At first I was told the vaccination was likely not the cause but then after two brain biopsies, a leg muscle biopsy (to rule out mitochondrial disorders), four infectious disease work-ups and four genetic work-ups (two via UW Pathology and two via Prevention Genetics), thankfully all the results came back clear/negative. It was at that point that it was acknowledged that the flu vaccination may indeed be the cause of Niko’s condition. As a result his primary neurologist filed a VAERS report.
I realize the condition varies from person to person but I am desperate to connect with someone who understands how isolating this experience is. I am eager for guidance on how to channel this experience emotionally and possibly even professionally… as not only do I want to advocate for Niko’s full recovery but to spare other families the sense of isolation, as well as bring awareness on ADEM/TM/ON/MOGAD.
Just know…Niko is our everything and we will never give up on a hopeful full recovery.
Niko has been an inpatient at Seattle Childrens for almost 17 months (partly due to home nursing shortages) and we’re starting the steps to bring him home hopefully by summer 2022.
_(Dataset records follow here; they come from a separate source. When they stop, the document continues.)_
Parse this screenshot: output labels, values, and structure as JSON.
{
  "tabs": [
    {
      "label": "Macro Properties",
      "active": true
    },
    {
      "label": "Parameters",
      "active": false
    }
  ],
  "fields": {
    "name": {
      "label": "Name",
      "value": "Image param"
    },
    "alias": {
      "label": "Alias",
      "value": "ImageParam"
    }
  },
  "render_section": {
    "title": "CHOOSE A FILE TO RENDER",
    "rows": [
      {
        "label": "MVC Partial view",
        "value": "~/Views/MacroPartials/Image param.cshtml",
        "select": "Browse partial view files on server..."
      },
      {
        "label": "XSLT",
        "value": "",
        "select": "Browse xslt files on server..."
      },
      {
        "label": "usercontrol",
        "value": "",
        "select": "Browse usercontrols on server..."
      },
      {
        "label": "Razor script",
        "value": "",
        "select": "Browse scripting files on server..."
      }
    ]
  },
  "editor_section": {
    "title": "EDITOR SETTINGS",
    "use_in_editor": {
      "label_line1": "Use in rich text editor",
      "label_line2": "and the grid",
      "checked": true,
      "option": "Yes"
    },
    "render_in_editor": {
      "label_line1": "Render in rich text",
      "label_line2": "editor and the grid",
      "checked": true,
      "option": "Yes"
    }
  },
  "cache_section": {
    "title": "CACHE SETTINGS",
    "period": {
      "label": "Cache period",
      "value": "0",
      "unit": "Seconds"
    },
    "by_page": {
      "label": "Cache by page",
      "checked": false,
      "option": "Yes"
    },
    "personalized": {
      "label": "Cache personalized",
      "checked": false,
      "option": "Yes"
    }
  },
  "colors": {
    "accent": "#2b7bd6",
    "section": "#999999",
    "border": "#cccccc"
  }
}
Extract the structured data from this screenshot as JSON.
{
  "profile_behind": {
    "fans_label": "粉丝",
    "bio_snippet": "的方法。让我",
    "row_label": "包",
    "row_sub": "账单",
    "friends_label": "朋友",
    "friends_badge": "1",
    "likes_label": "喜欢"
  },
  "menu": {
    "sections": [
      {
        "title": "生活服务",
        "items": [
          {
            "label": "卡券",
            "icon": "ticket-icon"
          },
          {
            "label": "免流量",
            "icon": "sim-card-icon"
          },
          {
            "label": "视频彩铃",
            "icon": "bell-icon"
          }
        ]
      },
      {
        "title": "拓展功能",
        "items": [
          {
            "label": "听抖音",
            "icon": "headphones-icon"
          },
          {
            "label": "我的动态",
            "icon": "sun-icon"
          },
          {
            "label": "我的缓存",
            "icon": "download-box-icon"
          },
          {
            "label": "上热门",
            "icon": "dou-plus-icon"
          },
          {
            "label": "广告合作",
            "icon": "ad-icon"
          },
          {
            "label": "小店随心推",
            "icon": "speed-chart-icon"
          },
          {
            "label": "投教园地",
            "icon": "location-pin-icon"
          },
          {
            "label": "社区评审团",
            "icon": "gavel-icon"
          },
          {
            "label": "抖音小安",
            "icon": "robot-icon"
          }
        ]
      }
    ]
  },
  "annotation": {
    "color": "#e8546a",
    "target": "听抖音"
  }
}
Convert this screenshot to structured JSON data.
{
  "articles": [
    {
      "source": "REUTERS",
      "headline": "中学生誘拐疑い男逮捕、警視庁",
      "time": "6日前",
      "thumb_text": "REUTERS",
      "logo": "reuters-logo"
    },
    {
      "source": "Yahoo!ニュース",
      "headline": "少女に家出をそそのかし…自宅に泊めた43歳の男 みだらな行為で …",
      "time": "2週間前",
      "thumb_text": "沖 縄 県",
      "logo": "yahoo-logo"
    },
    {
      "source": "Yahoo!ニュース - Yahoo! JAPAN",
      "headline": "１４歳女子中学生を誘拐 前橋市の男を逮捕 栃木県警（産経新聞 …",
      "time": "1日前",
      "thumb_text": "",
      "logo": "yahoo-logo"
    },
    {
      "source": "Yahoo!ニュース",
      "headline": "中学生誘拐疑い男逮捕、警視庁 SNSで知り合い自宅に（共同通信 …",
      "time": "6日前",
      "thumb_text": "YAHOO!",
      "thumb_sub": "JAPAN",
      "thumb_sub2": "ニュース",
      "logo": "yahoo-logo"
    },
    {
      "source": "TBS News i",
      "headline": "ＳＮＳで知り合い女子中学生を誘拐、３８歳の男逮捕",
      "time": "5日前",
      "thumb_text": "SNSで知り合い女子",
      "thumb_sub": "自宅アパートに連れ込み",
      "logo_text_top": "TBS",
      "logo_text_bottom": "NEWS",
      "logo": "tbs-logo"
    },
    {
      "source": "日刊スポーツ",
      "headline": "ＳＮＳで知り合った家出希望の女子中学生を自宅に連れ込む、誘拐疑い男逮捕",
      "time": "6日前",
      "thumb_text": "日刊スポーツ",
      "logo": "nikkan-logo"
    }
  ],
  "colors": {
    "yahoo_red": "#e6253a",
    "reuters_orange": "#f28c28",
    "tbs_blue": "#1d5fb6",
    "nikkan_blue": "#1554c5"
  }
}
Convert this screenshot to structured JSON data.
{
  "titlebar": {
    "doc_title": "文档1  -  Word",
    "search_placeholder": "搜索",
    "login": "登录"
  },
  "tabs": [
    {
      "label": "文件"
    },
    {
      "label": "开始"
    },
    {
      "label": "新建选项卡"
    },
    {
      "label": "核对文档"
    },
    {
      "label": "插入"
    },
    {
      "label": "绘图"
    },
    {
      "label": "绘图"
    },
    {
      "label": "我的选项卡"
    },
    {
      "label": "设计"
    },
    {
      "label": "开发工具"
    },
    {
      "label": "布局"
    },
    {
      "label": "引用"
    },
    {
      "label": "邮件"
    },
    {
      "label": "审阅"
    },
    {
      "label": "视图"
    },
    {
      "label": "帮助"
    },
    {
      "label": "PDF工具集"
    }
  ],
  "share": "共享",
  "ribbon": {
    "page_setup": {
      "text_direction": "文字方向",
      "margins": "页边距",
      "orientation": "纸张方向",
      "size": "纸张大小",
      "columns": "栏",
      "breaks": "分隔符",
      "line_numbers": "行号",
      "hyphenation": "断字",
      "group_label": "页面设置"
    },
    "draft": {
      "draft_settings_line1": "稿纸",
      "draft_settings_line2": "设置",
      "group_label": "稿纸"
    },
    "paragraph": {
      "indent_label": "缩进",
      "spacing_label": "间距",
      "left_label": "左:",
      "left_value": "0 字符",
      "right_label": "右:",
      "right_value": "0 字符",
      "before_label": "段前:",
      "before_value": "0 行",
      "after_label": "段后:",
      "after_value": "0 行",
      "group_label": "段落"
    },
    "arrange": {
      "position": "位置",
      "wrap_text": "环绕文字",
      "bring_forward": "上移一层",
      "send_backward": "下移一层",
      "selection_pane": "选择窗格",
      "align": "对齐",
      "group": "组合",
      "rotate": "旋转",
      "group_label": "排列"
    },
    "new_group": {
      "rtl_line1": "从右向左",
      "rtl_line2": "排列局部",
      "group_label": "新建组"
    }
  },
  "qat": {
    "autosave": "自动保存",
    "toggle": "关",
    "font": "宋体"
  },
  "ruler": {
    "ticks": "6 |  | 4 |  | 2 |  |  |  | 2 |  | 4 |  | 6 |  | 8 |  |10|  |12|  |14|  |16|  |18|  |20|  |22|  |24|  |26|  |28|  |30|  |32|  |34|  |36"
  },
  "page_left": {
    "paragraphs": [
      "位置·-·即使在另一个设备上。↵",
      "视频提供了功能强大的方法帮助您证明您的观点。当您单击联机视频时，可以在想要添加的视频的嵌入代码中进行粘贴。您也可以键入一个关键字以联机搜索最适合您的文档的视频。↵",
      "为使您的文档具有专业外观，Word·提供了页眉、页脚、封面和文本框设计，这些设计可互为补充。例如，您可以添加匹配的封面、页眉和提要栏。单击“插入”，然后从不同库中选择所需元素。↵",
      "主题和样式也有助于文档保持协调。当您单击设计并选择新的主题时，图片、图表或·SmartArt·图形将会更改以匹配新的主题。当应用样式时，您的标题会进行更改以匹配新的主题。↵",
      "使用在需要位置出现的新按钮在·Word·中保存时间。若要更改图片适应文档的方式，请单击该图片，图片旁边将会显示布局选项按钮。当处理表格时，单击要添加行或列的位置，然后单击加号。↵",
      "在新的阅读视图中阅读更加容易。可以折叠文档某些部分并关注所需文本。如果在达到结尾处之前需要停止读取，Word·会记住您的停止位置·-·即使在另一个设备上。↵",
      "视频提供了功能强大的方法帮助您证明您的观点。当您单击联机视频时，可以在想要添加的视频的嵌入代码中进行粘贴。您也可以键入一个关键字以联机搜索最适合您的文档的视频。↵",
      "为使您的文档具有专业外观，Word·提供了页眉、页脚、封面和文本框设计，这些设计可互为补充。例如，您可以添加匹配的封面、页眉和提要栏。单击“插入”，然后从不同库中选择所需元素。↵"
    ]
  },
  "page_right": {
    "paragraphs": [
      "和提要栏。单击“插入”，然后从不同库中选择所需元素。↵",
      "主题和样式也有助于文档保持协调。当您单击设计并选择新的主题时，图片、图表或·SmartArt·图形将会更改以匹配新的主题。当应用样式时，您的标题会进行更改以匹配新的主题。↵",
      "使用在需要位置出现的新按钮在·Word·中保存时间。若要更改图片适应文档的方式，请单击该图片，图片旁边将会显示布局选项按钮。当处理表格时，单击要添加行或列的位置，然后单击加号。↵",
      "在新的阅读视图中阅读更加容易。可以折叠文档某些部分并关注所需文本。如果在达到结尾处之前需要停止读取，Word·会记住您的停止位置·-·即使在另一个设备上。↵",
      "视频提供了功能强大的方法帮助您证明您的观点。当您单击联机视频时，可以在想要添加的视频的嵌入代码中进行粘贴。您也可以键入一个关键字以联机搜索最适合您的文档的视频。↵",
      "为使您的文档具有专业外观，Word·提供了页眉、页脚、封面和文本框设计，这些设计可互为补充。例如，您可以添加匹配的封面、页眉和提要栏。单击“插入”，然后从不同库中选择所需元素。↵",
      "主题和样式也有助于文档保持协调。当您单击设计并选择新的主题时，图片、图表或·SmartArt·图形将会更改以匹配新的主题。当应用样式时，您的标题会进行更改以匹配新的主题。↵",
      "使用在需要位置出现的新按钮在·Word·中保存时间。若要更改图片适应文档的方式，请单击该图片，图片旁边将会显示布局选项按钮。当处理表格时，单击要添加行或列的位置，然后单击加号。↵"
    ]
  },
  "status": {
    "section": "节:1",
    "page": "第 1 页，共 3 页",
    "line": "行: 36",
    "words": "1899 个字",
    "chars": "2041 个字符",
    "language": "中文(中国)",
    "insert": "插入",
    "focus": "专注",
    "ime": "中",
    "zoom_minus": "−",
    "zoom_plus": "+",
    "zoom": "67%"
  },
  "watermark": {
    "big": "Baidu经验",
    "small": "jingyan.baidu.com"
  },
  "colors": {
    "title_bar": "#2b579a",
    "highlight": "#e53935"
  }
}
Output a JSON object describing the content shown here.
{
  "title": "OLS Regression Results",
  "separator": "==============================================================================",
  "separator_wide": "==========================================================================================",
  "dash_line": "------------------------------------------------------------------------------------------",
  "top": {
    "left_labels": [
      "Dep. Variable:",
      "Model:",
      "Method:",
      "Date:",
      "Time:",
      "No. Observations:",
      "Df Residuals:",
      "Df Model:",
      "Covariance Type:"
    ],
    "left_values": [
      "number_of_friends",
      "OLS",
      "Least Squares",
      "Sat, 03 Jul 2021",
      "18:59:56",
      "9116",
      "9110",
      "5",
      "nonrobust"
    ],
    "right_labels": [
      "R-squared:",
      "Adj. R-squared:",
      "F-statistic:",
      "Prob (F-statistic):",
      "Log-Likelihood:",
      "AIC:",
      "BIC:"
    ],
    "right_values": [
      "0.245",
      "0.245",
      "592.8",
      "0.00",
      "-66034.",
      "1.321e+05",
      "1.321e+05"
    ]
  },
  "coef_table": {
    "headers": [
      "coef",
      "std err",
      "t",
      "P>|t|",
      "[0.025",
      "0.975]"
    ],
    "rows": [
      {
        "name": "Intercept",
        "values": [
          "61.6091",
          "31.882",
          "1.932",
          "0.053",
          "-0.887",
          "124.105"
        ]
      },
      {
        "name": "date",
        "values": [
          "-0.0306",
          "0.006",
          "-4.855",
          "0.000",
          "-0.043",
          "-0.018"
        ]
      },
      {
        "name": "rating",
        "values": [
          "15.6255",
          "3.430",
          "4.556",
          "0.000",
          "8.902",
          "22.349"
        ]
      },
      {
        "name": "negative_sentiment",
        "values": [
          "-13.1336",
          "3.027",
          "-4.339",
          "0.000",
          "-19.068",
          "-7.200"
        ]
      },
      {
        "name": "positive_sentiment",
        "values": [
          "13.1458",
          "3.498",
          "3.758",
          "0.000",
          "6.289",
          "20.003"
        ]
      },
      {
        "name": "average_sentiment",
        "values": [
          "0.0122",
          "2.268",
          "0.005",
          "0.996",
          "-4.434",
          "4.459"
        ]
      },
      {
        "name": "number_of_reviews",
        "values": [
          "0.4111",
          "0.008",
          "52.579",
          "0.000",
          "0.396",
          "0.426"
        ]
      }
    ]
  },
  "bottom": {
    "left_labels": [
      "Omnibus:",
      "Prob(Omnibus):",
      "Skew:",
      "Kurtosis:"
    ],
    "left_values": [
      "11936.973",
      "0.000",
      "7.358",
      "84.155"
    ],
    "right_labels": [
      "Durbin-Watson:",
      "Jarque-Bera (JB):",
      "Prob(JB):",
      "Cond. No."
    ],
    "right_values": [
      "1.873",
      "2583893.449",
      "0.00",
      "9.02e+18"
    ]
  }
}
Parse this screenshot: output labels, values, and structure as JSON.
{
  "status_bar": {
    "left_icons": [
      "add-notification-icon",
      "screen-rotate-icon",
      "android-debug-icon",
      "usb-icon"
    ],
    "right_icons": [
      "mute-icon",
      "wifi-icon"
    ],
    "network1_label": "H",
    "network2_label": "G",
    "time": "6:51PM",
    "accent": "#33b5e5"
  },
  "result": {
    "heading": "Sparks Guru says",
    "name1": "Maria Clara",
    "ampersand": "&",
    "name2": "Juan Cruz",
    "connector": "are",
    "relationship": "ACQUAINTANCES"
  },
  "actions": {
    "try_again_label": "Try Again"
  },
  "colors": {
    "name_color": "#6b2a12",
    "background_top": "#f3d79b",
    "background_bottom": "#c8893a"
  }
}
Thank you for taking the time to read this message.
Sherrie (from iPhone)
Sherrie, please consider joining The MOG Project’s support group for parents. It’s under the Community tab at the top of the website. Dawn and Brian are wonderful and run the group. We also have a very active Facebook community with many parents and caregivers (MOG Antibody/Anti MOG Support and Info). Your son’s story breaks my heart. You sound like an amazing, strong mom. I hope you can bring him home soon.
Thank you for sharing this Jen. My heart goes out to you and your family. I didn’t realize the extent of what you went through and Sophia for that matter. So glad they figured it out and that your persistence paid off. Love you guys!